(This article was written by Meg Stone, the director of IMPACT Boston, and originally appeared here.)
Usually, after a trend of violence committed by strangers, media outlets respond by offering women advice about how to stay safe. The tips are sometimes consistent with good research on which resistance strategies are most effective. Other times, though, safety advice consists of laundry lists of ways women should limit their lives (don’t wear headphones, don’t reach into your purse, keep your hands free at all times, etc.).
I am heartened when I see people addressing their feelings of fear by seeking out information and learning more about what they can do to protect themselves. At the same time, the safety advice most people are giving and getting is only relevant to a minority of assaults: those perpetrated by strangers.
According to the Centers for Disease Control, only about 13 percent of sexual assaults in the United States are committed by strangers. Perpetrators are much more likely to be dating partners, family members, and acquaintances.
So why do the news media, law enforcement officials and, yes, self-defense experts place almost all of their focus on helping women protect themselves from relatively uncommon acts of violence?
It’s because the steps we need to take to prevent rapes perpetrated by people we know are far more difficult. Looking for taxi medallions to ensure that drivers are properly licensed, or crossing the street when we suspect that someone is following us doesn’t disrupt our core beliefs about the people and places that are supposed to be safe.
We are conditioned to feel afraid in dark parking lots, but when we go on first dates, we want to flirt and connect. What if a new person we’re excited about dating ignores us when we say we’re not comfortable with physical affection in public? What if this person tells us we should lighten up and stop being such a prude? It’s painful to wonder whether those actions are warning signs that the person will disrespect other intimate boundaries.
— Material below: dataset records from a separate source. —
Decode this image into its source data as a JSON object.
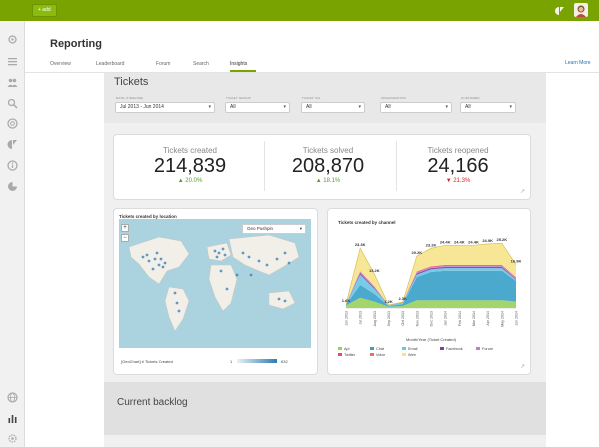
{
  "topbar": {
    "add_label": "+ add",
    "icons": [
      "zendesk-logo-icon",
      "user-avatar"
    ]
  },
  "sidebar": {
    "icons": [
      "gear-icon",
      "list-icon",
      "people-icon",
      "search-icon",
      "help-icon",
      "zendesk-icon",
      "info-icon",
      "zendesk-apps-icon",
      "globe-icon",
      "bar-chart-icon",
      "settings-icon"
    ]
  },
  "header": {
    "title": "Reporting",
    "tabs": [
      "Overview",
      "Leaderboard",
      "Forum",
      "Search",
      "Insights"
    ],
    "active_tab": "Insights",
    "learn_more": "Learn More"
  },
  "tickets": {
    "title": "Tickets",
    "filters": [
      {
        "label": "DATE (TIMELINE)",
        "value": "Jul 2013 - Jun 2014"
      },
      {
        "label": "TICKET GROUP",
        "value": "All"
      },
      {
        "label": "TICKET VIA",
        "value": "All"
      },
      {
        "label": "ORGANIZATION",
        "value": "All"
      },
      {
        "label": "CUSTOMER",
        "value": "All"
      }
    ],
    "stats": [
      {
        "label": "Tickets created",
        "value": "214,839",
        "delta": "▲ 20.0%",
        "direction": "up"
      },
      {
        "label": "Tickets solved",
        "value": "208,870",
        "delta": "▲ 18.1%",
        "direction": "up"
      },
      {
        "label": "Tickets reopened",
        "value": "24,166",
        "delta": "▼ 21.3%",
        "direction": "down"
      }
    ]
  },
  "geo": {
    "title": "Tickets created by location",
    "select_value": "Geo Pushpin",
    "legend_label": "[GeoChart] # Tickets Created",
    "legend_min": "1",
    "legend_max": "632",
    "zoom_in": "+",
    "zoom_out": "−"
  },
  "channel_chart": {
    "title": "Tickets created by channel",
    "xlabel": "Month/Year (Ticket Created)"
  },
  "chart_data": {
    "type": "area",
    "title": "Tickets created by channel",
    "xlabel": "Month/Year (Ticket Created)",
    "categories": [
      "Jun 2013",
      "Jul 2013",
      "Aug 2013",
      "Sep 2013",
      "Oct 2013",
      "Nov 2013",
      "Dec 2013",
      "Jan 2014",
      "Feb 2014",
      "Mar 2014",
      "Apr 2014",
      "May 2014",
      "Jun 2014"
    ],
    "totals_labels": [
      "1.6K",
      "23.3K",
      "13.2K",
      "1.2K",
      "2.3K",
      "20.2K",
      "23.2K",
      "24.4K",
      "24.4K",
      "24.4K",
      "24.9K",
      "25.2K",
      "16.9K"
    ],
    "totals": [
      1.6,
      23.3,
      13.2,
      1.2,
      2.3,
      20.2,
      23.2,
      24.4,
      24.4,
      24.4,
      24.9,
      25.2,
      16.9
    ],
    "series": [
      {
        "name": "Api",
        "color": "#9ad05a",
        "values": [
          1.0,
          4.0,
          2.5,
          0.5,
          0.8,
          3.0,
          3.0,
          3.0,
          3.0,
          3.0,
          3.0,
          3.0,
          2.5
        ]
      },
      {
        "name": "Chat",
        "color": "#39a0c9",
        "values": [
          0.3,
          5.0,
          3.0,
          0.3,
          0.7,
          9.0,
          11.0,
          11.5,
          11.5,
          11.5,
          11.5,
          11.5,
          8.0
        ]
      },
      {
        "name": "Email",
        "color": "#67c6e6",
        "values": [
          0.2,
          4.0,
          2.0,
          0.2,
          0.5,
          1.0,
          1.0,
          1.0,
          1.0,
          1.0,
          1.0,
          1.0,
          0.5
        ]
      },
      {
        "name": "Facebook",
        "color": "#7b3f9d",
        "values": [
          0.05,
          0.6,
          0.4,
          0.05,
          0.1,
          0.5,
          0.5,
          0.5,
          0.5,
          0.5,
          0.5,
          0.5,
          0.3
        ]
      },
      {
        "name": "Forum",
        "color": "#c27bd1",
        "values": [
          0.05,
          0.5,
          0.3,
          0.05,
          0.1,
          0.4,
          0.4,
          0.4,
          0.4,
          0.4,
          0.4,
          0.4,
          0.3
        ]
      },
      {
        "name": "Twitter",
        "color": "#e04a75",
        "values": [
          0.0,
          0.2,
          0.2,
          0.0,
          0.0,
          0.3,
          0.3,
          0.3,
          0.3,
          0.3,
          0.3,
          0.3,
          0.3
        ]
      },
      {
        "name": "Voice",
        "color": "#f06b5c",
        "values": [
          0.0,
          0.0,
          0.0,
          0.0,
          0.0,
          0.0,
          0.0,
          0.0,
          0.0,
          0.0,
          0.0,
          0.0,
          0.0
        ]
      },
      {
        "name": "Web",
        "color": "#f6e38a",
        "values": [
          0.0,
          9.0,
          4.8,
          0.1,
          0.1,
          6.0,
          7.0,
          7.7,
          7.7,
          7.7,
          8.2,
          8.5,
          5.0
        ]
      }
    ]
  },
  "backlog": {
    "title": "Current backlog"
  }
}
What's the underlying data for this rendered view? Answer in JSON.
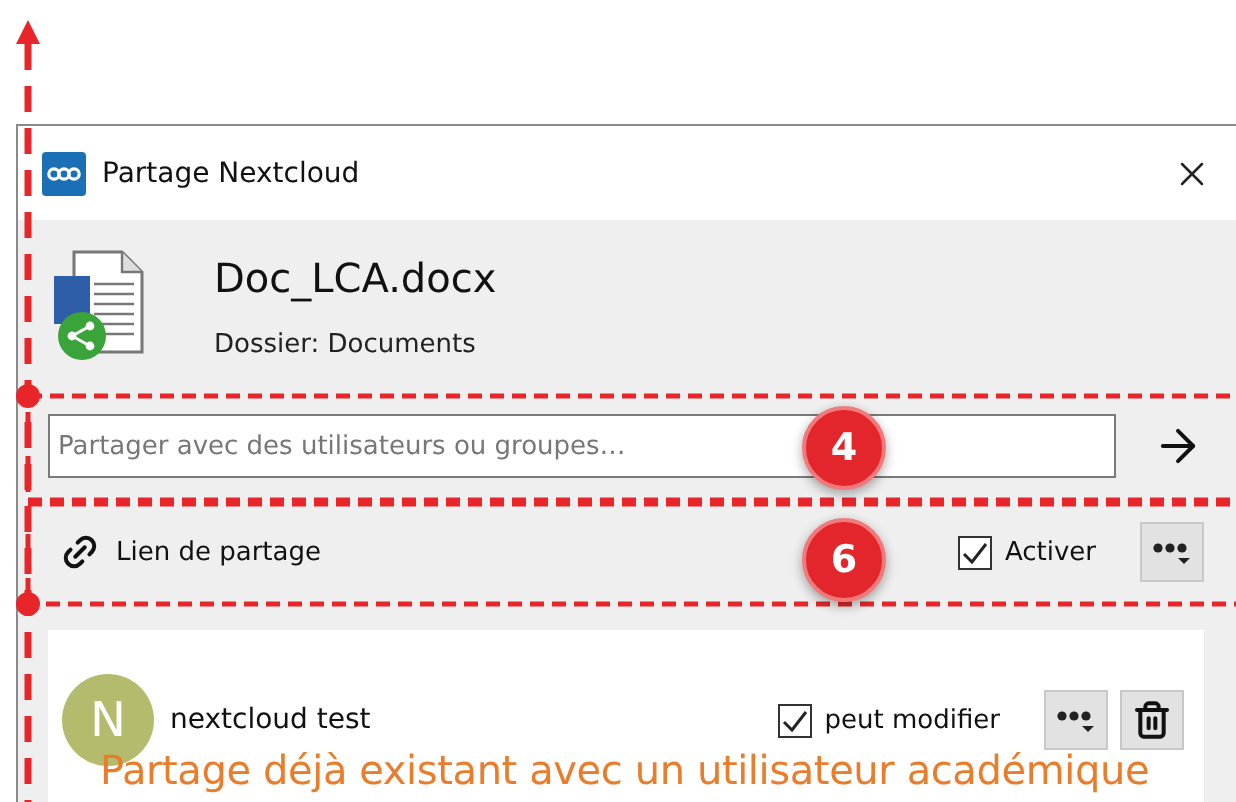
{
  "window": {
    "title": "Partage Nextcloud"
  },
  "file": {
    "name": "Doc_LCA.docx",
    "folder": "Dossier: Documents"
  },
  "share_search": {
    "placeholder": "Partager avec des utilisateurs ou groupes…"
  },
  "share_link": {
    "label": "Lien de partage",
    "enable_label": "Activer",
    "enabled": true
  },
  "shares": [
    {
      "avatar": "N",
      "name": "nextcloud test",
      "permission_label": "peut modifier",
      "can_edit": true
    }
  ],
  "annotations": {
    "badges": [
      {
        "label": "4"
      },
      {
        "label": "6"
      }
    ],
    "caption": "Partage déjà existant avec un utilisateur académique"
  }
}
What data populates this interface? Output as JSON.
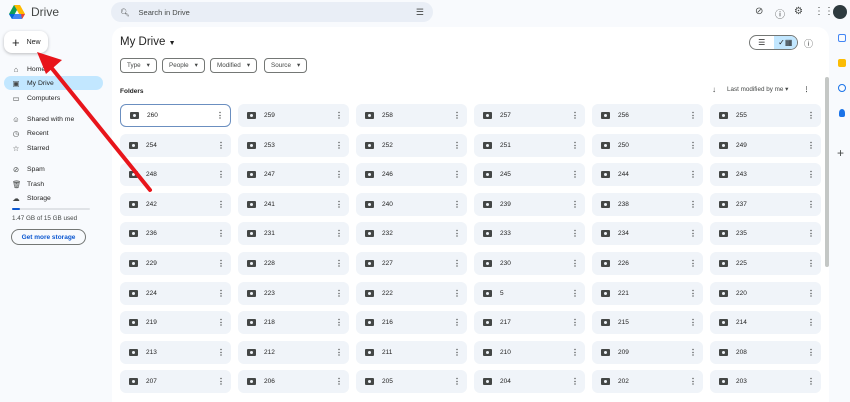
{
  "app": {
    "name": "Drive"
  },
  "search": {
    "placeholder": "Search in Drive"
  },
  "new_label": "New",
  "nav": [
    {
      "label": "Home",
      "icon": "home-icon"
    },
    {
      "label": "My Drive",
      "icon": "my-drive-icon"
    },
    {
      "label": "Computers",
      "icon": "computers-icon"
    },
    {
      "label": "Shared with me",
      "icon": "shared-icon"
    },
    {
      "label": "Recent",
      "icon": "clock-icon"
    },
    {
      "label": "Starred",
      "icon": "star-icon"
    },
    {
      "label": "Spam",
      "icon": "spam-icon"
    },
    {
      "label": "Trash",
      "icon": "trash-icon"
    },
    {
      "label": "Storage",
      "icon": "cloud-icon"
    }
  ],
  "storage": {
    "text": "1.47 GB of 15 GB used",
    "fraction": 0.098,
    "button": "Get more storage"
  },
  "main": {
    "title": "My Drive",
    "filters": [
      "Type",
      "People",
      "Modified",
      "Source"
    ],
    "section": "Folders",
    "sort": "Last modified by me"
  },
  "folders": [
    "260",
    "259",
    "258",
    "257",
    "256",
    "255",
    "254",
    "253",
    "252",
    "251",
    "250",
    "249",
    "248",
    "247",
    "246",
    "245",
    "244",
    "243",
    "242",
    "241",
    "240",
    "239",
    "238",
    "237",
    "236",
    "231",
    "232",
    "233",
    "234",
    "235",
    "229",
    "228",
    "227",
    "230",
    "226",
    "225",
    "224",
    "223",
    "222",
    "5",
    "221",
    "220",
    "219",
    "218",
    "216",
    "217",
    "215",
    "214",
    "213",
    "212",
    "211",
    "210",
    "209",
    "208",
    "207",
    "206",
    "205",
    "204",
    "202",
    "203"
  ],
  "colors": {
    "accent": "#0b57d0",
    "selected_nav": "#c2e7ff",
    "arrow": "#e8151b"
  }
}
When the concern about safety arises in our own families, the situation can be even harder. What if a beloved grandfather or uncle is touching a child or teenager in a sexually suggestive way? Keeping an act of abuse from escalating may require several family members getting involved. That means they have to be courageous enough to admit there’s a problem and trust and respect each other enough to address it together.
This can be painful. Sometimes too painful.
So instead, we focus most of our energy elsewhere. We become more vigilant about parking lots and taxi cabs. And as long as this heightened awareness doesn’t perpetuate racial stereotypes or cause us to limit our lives unnecessarily, it’s ultimately good. But I hope that this recent wake-up call doesn’t stop with strangers.
If reading the news has prompted us to have more conversations about sexual assault at our dinner tables and in our human resources departments, I hope we will also think about the thousands of acts of sexual violence that never make the news and what we can do about them.